Segunda estación: escuchar y afinar la propia subjetividad Si bien es cierto que nadie está exento de obrar el mal y, por tanto, de ir en contra vía de la propia estructura moral, tampoco deja de ser verdad que en la subjetividad de cada quien están depositados una serie de aprendizajes sobre lo correcto e incorrecto, lo realizable y lo evitable que van siempre con uno. Ante un dilema ético grave (qué informar, cómo informar, cuando hacerlo) será oportuno siempre recogerse, robarle al frenesí de la mesa de redacción o a la búsqueda estresante de la primicia, momentos de soledad y de silencio. Así, en

un sereno diálogo interior podremos hablar en uno, con ese Otro que nos habita. Algún poeta hablaba de “el diálogo que somos”… y sí, es necesario sintonizar y participar de ese coloquio interior y escucharnos, pues como decía San Agustín de Hipona, “en el interior del Hombre, habita la Verdad”. Y aunque para cierto pesimismo posmoderno “el sujeto actual está cada vez más remitido a sí mismo, y ese sí mismo es poco” (Lyotard), es innegable que para actuar con rectitud es necesario observar con detenimiento la brújula que llevamos por dentro y, como decía un antiguo pensador europeo, “sacar de la propia cosecha”.

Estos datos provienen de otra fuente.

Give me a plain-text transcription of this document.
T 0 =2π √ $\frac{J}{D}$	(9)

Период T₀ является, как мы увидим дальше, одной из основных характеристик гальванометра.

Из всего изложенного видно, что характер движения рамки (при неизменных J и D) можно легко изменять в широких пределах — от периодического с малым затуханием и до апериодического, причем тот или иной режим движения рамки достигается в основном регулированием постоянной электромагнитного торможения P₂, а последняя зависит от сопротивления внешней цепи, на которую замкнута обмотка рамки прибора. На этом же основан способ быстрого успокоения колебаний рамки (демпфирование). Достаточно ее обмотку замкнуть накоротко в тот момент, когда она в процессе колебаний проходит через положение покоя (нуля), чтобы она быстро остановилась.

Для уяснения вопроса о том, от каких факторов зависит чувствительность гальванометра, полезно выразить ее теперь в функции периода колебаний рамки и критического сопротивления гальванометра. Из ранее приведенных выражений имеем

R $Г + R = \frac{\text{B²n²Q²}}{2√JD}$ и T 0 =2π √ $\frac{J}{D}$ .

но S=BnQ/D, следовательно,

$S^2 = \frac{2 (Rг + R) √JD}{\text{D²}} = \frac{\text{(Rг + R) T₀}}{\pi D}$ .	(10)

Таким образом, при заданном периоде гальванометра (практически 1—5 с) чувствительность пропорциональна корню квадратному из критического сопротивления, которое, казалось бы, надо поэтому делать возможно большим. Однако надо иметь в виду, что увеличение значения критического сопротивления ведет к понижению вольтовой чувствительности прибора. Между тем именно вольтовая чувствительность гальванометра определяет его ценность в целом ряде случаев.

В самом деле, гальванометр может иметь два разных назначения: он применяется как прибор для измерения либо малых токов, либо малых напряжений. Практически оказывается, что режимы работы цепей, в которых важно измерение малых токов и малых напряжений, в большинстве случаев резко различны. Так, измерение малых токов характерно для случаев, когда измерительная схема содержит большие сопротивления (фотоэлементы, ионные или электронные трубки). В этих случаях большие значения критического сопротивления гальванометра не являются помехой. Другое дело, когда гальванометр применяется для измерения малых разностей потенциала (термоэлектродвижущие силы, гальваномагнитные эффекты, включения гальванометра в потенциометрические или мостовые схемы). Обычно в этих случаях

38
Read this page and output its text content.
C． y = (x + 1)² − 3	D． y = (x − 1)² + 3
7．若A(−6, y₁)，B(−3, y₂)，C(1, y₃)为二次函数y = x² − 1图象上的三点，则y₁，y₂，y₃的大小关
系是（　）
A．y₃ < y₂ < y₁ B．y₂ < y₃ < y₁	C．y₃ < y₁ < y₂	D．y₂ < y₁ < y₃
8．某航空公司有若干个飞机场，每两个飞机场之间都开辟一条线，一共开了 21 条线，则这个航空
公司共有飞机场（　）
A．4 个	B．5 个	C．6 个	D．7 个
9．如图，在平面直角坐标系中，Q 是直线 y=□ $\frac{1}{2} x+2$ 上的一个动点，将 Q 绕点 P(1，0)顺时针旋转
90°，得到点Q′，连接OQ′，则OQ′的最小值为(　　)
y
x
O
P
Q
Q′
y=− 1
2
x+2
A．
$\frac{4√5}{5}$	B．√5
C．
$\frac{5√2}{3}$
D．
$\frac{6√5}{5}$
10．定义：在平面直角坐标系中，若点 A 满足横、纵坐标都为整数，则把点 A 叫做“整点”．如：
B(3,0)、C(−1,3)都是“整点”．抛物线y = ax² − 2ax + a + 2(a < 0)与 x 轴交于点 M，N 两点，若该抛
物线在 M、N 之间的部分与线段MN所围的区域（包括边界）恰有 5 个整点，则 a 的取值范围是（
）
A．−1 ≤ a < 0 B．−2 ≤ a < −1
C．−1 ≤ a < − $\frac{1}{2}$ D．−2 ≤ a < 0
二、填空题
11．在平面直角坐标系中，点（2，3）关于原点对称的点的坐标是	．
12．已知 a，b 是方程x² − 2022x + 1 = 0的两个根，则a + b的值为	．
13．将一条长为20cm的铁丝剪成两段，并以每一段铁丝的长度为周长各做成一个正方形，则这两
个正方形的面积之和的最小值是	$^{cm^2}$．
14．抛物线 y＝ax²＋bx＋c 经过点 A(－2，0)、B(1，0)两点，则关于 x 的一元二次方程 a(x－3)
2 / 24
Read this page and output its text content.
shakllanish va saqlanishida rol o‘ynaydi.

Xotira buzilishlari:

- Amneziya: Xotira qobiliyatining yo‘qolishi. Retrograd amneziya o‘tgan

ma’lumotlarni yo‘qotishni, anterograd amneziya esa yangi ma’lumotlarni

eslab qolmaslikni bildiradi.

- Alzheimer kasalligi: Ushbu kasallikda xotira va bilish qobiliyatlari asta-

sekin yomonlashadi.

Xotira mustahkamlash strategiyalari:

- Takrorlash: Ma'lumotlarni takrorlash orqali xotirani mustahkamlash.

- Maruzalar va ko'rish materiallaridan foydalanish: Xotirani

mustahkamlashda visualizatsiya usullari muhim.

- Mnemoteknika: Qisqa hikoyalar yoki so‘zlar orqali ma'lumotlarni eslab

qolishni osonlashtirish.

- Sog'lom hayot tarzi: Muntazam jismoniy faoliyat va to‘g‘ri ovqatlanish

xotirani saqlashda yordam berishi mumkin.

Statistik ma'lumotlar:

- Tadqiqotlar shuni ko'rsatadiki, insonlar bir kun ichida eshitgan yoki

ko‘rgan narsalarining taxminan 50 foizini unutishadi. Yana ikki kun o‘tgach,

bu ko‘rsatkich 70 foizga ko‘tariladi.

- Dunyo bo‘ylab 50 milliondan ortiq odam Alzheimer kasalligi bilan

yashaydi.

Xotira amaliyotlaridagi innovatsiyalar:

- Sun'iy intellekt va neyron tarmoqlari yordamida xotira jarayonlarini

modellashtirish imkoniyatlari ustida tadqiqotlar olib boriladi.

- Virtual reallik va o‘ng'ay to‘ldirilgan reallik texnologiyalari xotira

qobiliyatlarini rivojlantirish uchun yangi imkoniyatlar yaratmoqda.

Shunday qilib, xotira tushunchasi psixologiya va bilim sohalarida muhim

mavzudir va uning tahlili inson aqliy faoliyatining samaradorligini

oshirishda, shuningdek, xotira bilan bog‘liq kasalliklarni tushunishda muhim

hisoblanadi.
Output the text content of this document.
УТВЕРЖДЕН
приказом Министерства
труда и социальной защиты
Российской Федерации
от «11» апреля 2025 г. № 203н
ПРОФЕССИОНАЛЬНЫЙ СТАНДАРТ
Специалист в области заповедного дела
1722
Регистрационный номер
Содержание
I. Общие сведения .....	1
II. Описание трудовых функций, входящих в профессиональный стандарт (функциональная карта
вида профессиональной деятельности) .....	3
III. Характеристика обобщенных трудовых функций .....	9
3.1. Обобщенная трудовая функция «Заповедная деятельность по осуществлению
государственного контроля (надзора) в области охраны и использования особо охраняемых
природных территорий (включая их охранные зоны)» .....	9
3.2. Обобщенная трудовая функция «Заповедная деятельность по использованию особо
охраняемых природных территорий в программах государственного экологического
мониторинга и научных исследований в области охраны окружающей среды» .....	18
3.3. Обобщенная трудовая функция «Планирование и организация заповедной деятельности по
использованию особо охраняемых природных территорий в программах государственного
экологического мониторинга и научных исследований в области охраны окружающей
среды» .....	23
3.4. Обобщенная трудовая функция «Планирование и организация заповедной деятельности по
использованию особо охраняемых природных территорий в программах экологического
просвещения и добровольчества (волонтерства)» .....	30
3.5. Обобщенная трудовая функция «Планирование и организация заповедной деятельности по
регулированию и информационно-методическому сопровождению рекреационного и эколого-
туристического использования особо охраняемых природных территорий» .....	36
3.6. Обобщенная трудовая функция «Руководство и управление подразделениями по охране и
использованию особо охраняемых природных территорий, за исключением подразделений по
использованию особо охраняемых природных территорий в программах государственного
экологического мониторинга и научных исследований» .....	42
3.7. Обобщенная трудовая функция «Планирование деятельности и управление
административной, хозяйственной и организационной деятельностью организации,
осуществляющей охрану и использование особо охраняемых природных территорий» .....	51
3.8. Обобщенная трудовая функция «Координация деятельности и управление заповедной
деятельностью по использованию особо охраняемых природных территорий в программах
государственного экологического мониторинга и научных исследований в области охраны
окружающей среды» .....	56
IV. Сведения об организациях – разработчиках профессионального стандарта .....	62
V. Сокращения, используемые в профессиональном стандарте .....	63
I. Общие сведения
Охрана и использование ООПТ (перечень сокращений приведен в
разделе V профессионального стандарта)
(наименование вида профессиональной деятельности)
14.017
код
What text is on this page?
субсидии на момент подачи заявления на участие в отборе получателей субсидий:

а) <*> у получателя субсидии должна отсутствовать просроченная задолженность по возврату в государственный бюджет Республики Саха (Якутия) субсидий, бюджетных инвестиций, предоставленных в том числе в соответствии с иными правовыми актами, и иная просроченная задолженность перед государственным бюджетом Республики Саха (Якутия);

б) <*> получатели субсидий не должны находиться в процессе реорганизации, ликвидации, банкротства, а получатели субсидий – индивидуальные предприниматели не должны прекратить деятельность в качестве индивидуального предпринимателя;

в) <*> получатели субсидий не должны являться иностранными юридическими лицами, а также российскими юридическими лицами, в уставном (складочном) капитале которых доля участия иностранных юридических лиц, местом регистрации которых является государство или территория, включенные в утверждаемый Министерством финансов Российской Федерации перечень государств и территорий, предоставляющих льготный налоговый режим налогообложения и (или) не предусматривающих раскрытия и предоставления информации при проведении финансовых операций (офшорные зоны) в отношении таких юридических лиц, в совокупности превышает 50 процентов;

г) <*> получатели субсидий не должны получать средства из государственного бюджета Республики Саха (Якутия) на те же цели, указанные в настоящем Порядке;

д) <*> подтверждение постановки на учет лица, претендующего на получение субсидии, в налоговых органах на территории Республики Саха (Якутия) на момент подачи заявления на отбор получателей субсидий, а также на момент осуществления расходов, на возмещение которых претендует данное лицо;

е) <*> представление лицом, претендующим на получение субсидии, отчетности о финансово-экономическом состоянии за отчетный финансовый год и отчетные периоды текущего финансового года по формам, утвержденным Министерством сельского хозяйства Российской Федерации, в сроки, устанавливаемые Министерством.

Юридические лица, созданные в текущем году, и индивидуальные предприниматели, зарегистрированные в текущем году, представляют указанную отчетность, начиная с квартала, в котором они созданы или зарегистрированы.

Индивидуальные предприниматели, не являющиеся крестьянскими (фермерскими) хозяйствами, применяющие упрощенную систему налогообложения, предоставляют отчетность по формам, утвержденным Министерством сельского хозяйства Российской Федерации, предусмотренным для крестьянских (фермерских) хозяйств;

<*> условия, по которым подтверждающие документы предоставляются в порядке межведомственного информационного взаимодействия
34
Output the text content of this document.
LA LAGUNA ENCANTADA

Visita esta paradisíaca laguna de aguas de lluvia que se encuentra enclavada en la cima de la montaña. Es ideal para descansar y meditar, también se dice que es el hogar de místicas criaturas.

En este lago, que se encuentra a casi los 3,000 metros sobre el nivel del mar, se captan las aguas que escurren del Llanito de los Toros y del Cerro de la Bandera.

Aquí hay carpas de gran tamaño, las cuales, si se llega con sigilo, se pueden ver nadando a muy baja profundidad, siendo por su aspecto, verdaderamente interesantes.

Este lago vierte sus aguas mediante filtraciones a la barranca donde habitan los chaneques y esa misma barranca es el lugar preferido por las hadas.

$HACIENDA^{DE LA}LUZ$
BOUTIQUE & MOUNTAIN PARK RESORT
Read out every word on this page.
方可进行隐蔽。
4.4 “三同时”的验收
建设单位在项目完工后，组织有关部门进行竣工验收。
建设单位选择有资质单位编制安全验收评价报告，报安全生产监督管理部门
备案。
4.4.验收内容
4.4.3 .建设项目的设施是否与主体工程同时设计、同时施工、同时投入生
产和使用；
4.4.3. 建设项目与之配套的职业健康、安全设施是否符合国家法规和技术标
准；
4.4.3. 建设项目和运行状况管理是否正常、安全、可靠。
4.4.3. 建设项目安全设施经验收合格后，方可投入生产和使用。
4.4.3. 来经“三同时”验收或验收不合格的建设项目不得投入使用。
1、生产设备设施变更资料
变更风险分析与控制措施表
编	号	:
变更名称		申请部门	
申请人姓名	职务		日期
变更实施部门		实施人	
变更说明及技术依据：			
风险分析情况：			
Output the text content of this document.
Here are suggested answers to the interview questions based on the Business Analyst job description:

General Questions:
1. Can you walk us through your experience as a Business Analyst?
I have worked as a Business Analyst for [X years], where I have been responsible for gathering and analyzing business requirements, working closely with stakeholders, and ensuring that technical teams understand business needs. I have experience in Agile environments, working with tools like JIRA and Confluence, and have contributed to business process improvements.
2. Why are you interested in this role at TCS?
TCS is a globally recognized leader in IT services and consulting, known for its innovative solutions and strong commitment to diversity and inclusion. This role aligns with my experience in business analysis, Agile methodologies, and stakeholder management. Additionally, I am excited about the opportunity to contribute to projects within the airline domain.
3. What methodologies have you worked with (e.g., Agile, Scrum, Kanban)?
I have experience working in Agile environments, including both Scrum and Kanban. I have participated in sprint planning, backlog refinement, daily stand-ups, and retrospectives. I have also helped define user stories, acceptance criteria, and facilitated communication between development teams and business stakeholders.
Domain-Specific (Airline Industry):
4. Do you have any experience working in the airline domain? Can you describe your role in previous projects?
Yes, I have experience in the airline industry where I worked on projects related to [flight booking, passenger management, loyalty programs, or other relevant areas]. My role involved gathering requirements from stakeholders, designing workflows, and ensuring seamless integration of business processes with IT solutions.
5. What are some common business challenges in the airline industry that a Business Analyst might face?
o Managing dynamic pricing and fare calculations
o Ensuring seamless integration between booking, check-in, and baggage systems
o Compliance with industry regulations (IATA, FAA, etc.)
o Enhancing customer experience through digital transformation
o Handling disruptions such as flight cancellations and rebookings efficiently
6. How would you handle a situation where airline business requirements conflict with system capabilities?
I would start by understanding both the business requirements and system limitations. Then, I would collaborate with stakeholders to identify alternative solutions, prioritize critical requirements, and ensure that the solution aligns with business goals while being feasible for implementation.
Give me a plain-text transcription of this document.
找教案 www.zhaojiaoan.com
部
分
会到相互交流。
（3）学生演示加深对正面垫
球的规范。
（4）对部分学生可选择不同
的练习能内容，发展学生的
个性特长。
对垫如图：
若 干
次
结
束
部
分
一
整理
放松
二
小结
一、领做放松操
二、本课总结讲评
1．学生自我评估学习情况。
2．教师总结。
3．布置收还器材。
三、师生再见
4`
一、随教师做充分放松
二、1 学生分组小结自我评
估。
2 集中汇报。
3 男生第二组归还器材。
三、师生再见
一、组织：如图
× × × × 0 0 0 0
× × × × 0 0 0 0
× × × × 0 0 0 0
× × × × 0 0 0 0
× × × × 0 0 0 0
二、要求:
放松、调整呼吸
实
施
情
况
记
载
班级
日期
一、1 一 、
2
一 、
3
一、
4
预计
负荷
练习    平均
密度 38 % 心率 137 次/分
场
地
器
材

Tercera estación: el concierto de las buenas voces Antes hacía referencia a un “diálogo interior” que nos constituye. Ese diálogo además de manifestarse a través de la propia conciencia, se hace explícito en saberes que provienen normalmente del mundo de la cultura o de la creencia religiosa. A esos saberes quiero representarlos con la metáfora de una sinfonía, de un concierto de buenas voces que orientan, matizan o refuerzan el camino ético aprendido en casa o en la escuela. Así como el refrán popular dice “dime con quién andas y te diré quién eres”, lo mismo se diría de nuestra estructura moral: “dime a quién acudes, de quién te nutres, a quién escuchas y lees, y te diré cuáles valores te mueve”. Poner atención a esta nutrición intelectual nos sostendrá en tiempos de crisis y retos profesionales. Muchos que han caído presos por su valentía informativa, han sobrevivido el drama de la cárcel (e

incluso de la tortura) gracias la repetición de un verso feliz de algunos de los grandes poetas. Cordura e integridad sobreviven a la barbarie por la permanencia de una voz buena que no cesa en la memoria.

Cuarta estación: la alianza con los otros Hasta ahora he propuesto herramientas que desarrollan la competencia ética desde la propia subjetividad, es decir, dentro del sujeto. Sin embargo, hay otros modos igual de valiosos que cumplen el mismo fin, con la diferencia que requieren la mediación del otro. La inserción del comunicador en un grupo de pares o de personas ligadas por vínculos de genuino afecto y confianza son espacios óptimos para el discernimiento ético. No sólo en cuanto a la toma de decisiones moralmente válidas, sino como lugares de resistencia y comunión que sirvan de acicate para el buen obrar a pesar de los riesgos o amenazas que puedan sobrevenir. Esto es una experiencia antigua, de hecho, uno de los Salmos del Antiguo Testamento reza que “un hermano apoyado por un hermano es más fuerte que una ciudad amurallada”, pero es un descubrimiento moderno que debe hacerse una y otra vez, sobre todo en contextos laborales que puedan tender a la hiper-especialización o al aislamiento. Los expertos en dinámicas comunicativas interpersonales dirían que se trata de insertarse y de cultivar un tipo de vínculo solidario y recíproco que sirva de garante de lo mejor que hay en nosotros. Incluso señalan que esta misma relación o reciprocidad aparece como un

“tercero”, testigo invisible pero real que evoca siempre en nosotros la llamada al Bien.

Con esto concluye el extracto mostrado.